Foto 1 - Margens do rio Panelas, na zona urbana de Catende

 

 

 


Foto 2 - Margens do rio Una, na zona urbana de Palmares.

 

 

            A ação humana na formação de cheias também está presente de outras formas.  Nos rios Una e Pirangi ocorre retirada de areia dos leitos para fins comerciais. Esta atividade, quando realizada de forma não controlada, pode alterar a calha do rio causando desestabilização dos taludes naturais com conseqüente assoreamento da calha.

            A retirada da vegetação ao longo das margens dos rios também é outro fator potencializador das enchentes, ocasionando desmoronamentos e assoreamento.

            Estes fatores socioambientais formadores de enchentes só podem ser controlados com planejamento rural e urbano que preveja o zoneamento das áreas inundáveis, dedicando seu uso às áreas verdes, de lazer e esportes, juntamente ao controle ambiental efetivo, com medidas coibitivas à deposição de lixo e esgotos nos rios, além de constantes programas de informação e educação ambiental.

            Como os engenhos situavam-se sempre junto a um rio ou riacho, de cujas águas dependia todo o processo agroindustrial da produção do açúcar e do álcool, foram nesses locais que se desenvolveram os povoados que deram origem às atuais cidades.

            O despejo de efluentes industriais não tratados, associados aos das aglomerações humanas sem condições sanitárias básicas, aos desmatamentos de nascentes e margens de rios e à ocupação desordenada das margens levaram às más condições dos cursos d’água da região,  muitas vezes transformados em canais de despejo.     Atualmente, o uso da água na bacia do Una se dá para o abastecimento público e para a recepção de efluentes domésticos gerados pelos 28 municípios e dos efluentes agroindustrial e industrial (CPRH, 2001)

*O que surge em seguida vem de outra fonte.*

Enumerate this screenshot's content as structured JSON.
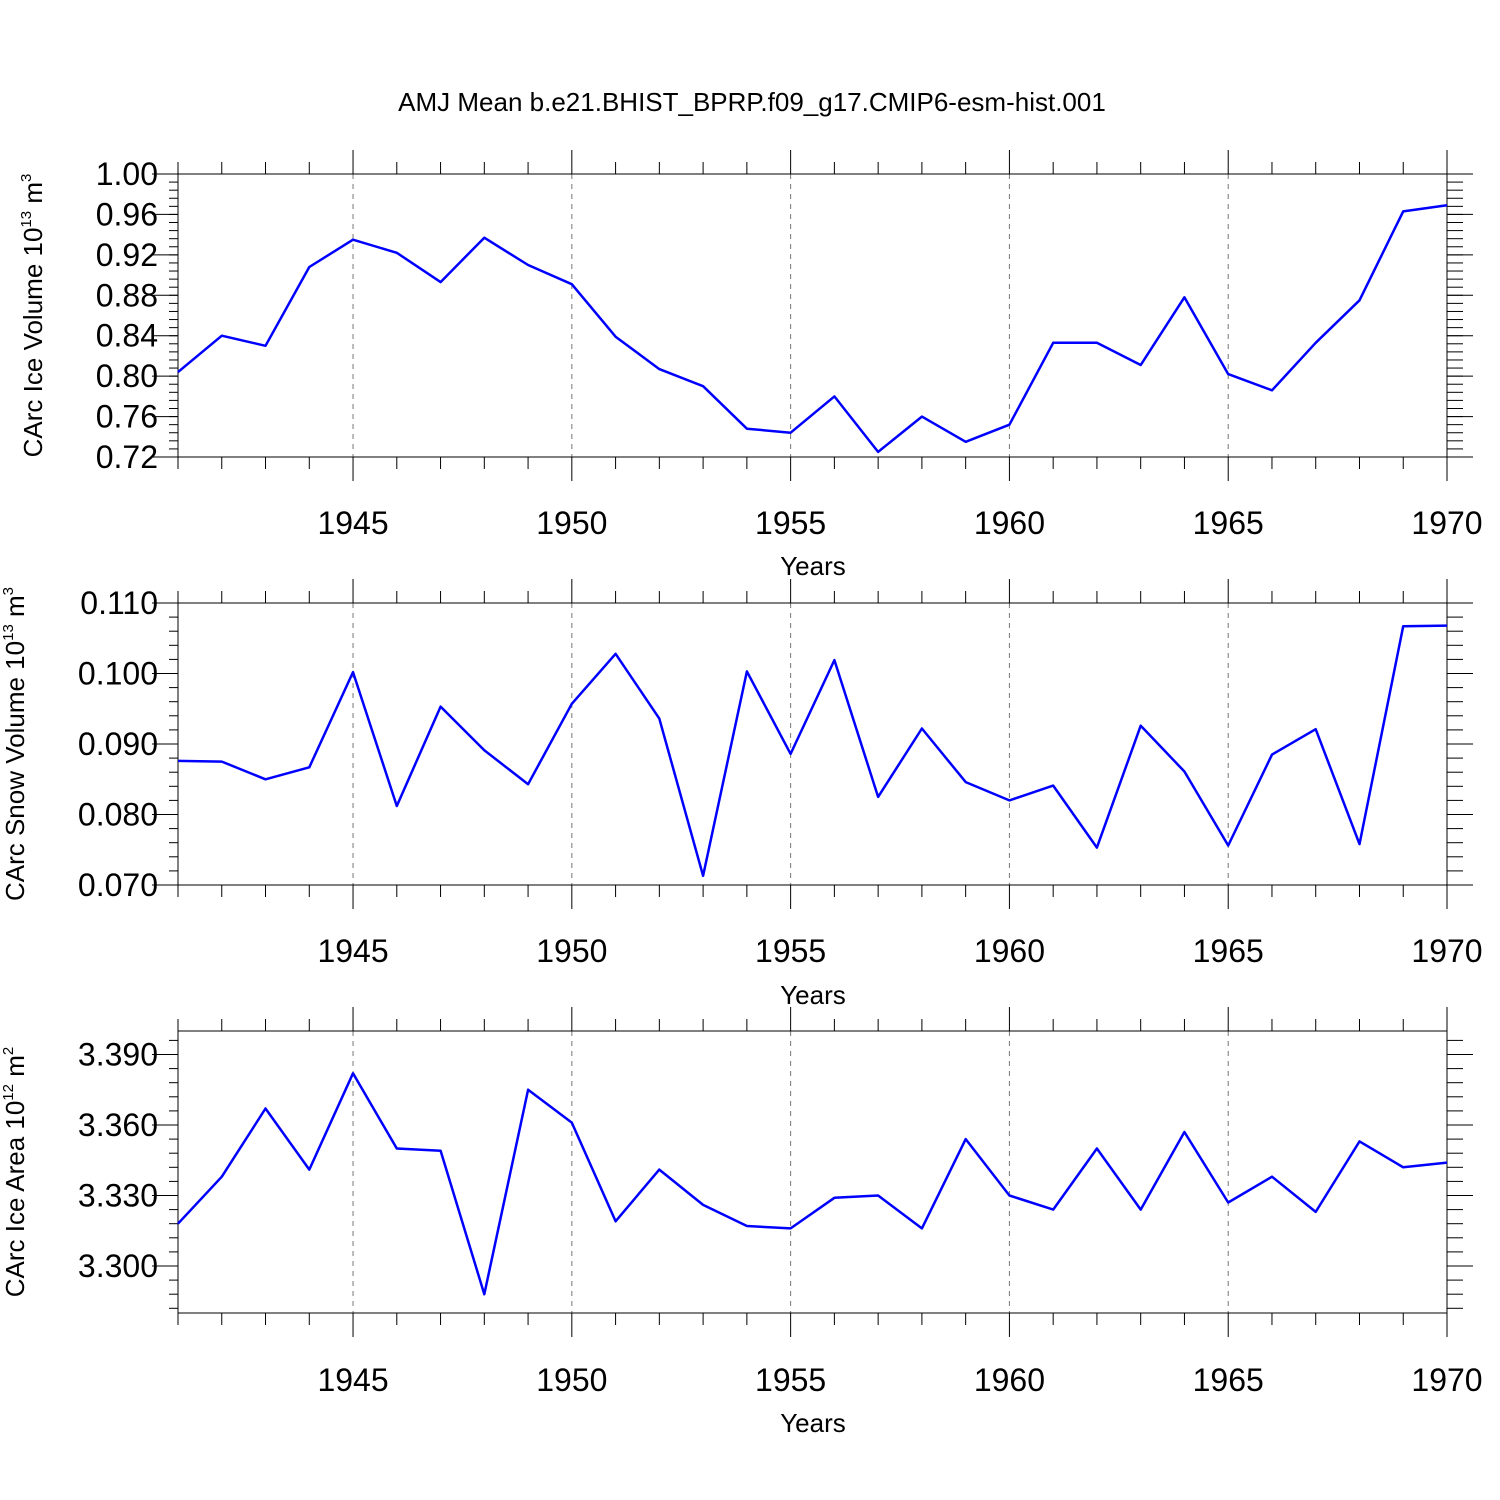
{
  "figure": {
    "title": "AMJ Mean b.e21.BHIST_BPRP.f09_g17.CMIP6-esm-hist.001"
  },
  "chart_data": [
    {
      "type": "line",
      "ylabel": {
        "prefix": "CArc Ice Volume 10",
        "exp": "13",
        "unit": " m",
        "unit_exp": "3"
      },
      "xlabel": "Years",
      "xlim": [
        1941,
        1970
      ],
      "ylim": [
        0.72,
        1.0
      ],
      "xticks": [
        "1945",
        "1950",
        "1955",
        "1960",
        "1965",
        "1970"
      ],
      "yticks": [
        "0.72",
        "0.76",
        "0.80",
        "0.84",
        "0.88",
        "0.92",
        "0.96",
        "1.00"
      ],
      "grid": "vertical dashed at labeled years",
      "color": "#0000ff",
      "x": [
        1941,
        1942,
        1943,
        1944,
        1945,
        1946,
        1947,
        1948,
        1949,
        1950,
        1951,
        1952,
        1953,
        1954,
        1955,
        1956,
        1957,
        1958,
        1959,
        1960,
        1961,
        1962,
        1963,
        1964,
        1965,
        1966,
        1967,
        1968,
        1969,
        1970
      ],
      "values": [
        0.804,
        0.84,
        0.83,
        0.908,
        0.935,
        0.922,
        0.893,
        0.937,
        0.91,
        0.891,
        0.839,
        0.807,
        0.79,
        0.748,
        0.744,
        0.78,
        0.725,
        0.76,
        0.735,
        0.752,
        0.833,
        0.833,
        0.811,
        0.878,
        0.802,
        0.786,
        0.833,
        0.875,
        0.963,
        0.969
      ]
    },
    {
      "type": "line",
      "ylabel": {
        "prefix": "CArc Snow Volume 10",
        "exp": "13",
        "unit": " m",
        "unit_exp": "3"
      },
      "xlabel": "Years",
      "xlim": [
        1941,
        1970
      ],
      "ylim": [
        0.07,
        0.11
      ],
      "xticks": [
        "1945",
        "1950",
        "1955",
        "1960",
        "1965",
        "1970"
      ],
      "yticks": [
        "0.070",
        "0.080",
        "0.090",
        "0.100",
        "0.110"
      ],
      "grid": "vertical dashed at labeled years",
      "color": "#0000ff",
      "x": [
        1941,
        1942,
        1943,
        1944,
        1945,
        1946,
        1947,
        1948,
        1949,
        1950,
        1951,
        1952,
        1953,
        1954,
        1955,
        1956,
        1957,
        1958,
        1959,
        1960,
        1961,
        1962,
        1963,
        1964,
        1965,
        1966,
        1967,
        1968,
        1969,
        1970
      ],
      "values": [
        0.0876,
        0.0875,
        0.085,
        0.0867,
        0.1002,
        0.0812,
        0.0953,
        0.0891,
        0.0843,
        0.0957,
        0.1028,
        0.0936,
        0.0713,
        0.1003,
        0.0886,
        0.1019,
        0.0825,
        0.0922,
        0.0846,
        0.082,
        0.0841,
        0.0753,
        0.0926,
        0.0861,
        0.0756,
        0.0885,
        0.0921,
        0.0758,
        0.1067,
        0.1068
      ]
    },
    {
      "type": "line",
      "ylabel": {
        "prefix": "CArc Ice Area 10",
        "exp": "12",
        "unit": " m",
        "unit_exp": "2"
      },
      "xlabel": "Years",
      "xlim": [
        1941,
        1970
      ],
      "ylim": [
        3.28,
        3.4
      ],
      "xticks": [
        "1945",
        "1950",
        "1955",
        "1960",
        "1965",
        "1970"
      ],
      "yticks": [
        "3.300",
        "3.330",
        "3.360",
        "3.390"
      ],
      "grid": "vertical dashed at labeled years",
      "color": "#0000ff",
      "x": [
        1941,
        1942,
        1943,
        1944,
        1945,
        1946,
        1947,
        1948,
        1949,
        1950,
        1951,
        1952,
        1953,
        1954,
        1955,
        1956,
        1957,
        1958,
        1959,
        1960,
        1961,
        1962,
        1963,
        1964,
        1965,
        1966,
        1967,
        1968,
        1969,
        1970
      ],
      "values": [
        3.318,
        3.338,
        3.367,
        3.341,
        3.382,
        3.35,
        3.349,
        3.288,
        3.375,
        3.361,
        3.319,
        3.341,
        3.326,
        3.317,
        3.316,
        3.329,
        3.33,
        3.316,
        3.354,
        3.33,
        3.324,
        3.35,
        3.324,
        3.357,
        3.327,
        3.338,
        3.323,
        3.353,
        3.342,
        3.344
      ]
    }
  ]
}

            Este conjunto de fatores apontam para a evidente degradação ambiental, com seus efeitos diretos na redução da qualidade de vida das populações. Por outro lado, para que medidas efetivas sejam tomadas no sentido de se prevenir e recuperar danos ambientais, é necessário que se conte com a participação das comunidades envolvidas e com elas se estabeleçam prioridades para as ações.       Neste contexto, o presente trabalho procurou avaliar a percepção ambiental dos moradores dos dois municípios de forma a nortear a tomada de decisões no campo da gestão ambiental, com ênfase às proposições que possam integrar um programa de educação ambiental e, além disto, procurou identificar as potencialidades para o desenvolvimento de programas de recuperação ambiental.

 

2. MATERIAL E MÉTODOS

2.1. Localização da área de estudo

            Palmares localiza-se a 125km da capital pernambucana, com acesso pela BR-101 e Catende, sua vizinha, dista 142km de Recife. 

            Os municípios situam-se na bacia do rio Una e apresentam clima tropical quente e úmido, temperaturas elevadas durante todo o ano e chuvas abundantes no outono/inverno, com precipitações pluviométricas que superam 1.500mm anuais.

            A floresta ombrófila densa, genericamente denominada Mata Atlântica ou Floresta Atlântica, era a vegetação original predominante, hoje representada por poucos remanescentes em diferentes estádios sucessionais.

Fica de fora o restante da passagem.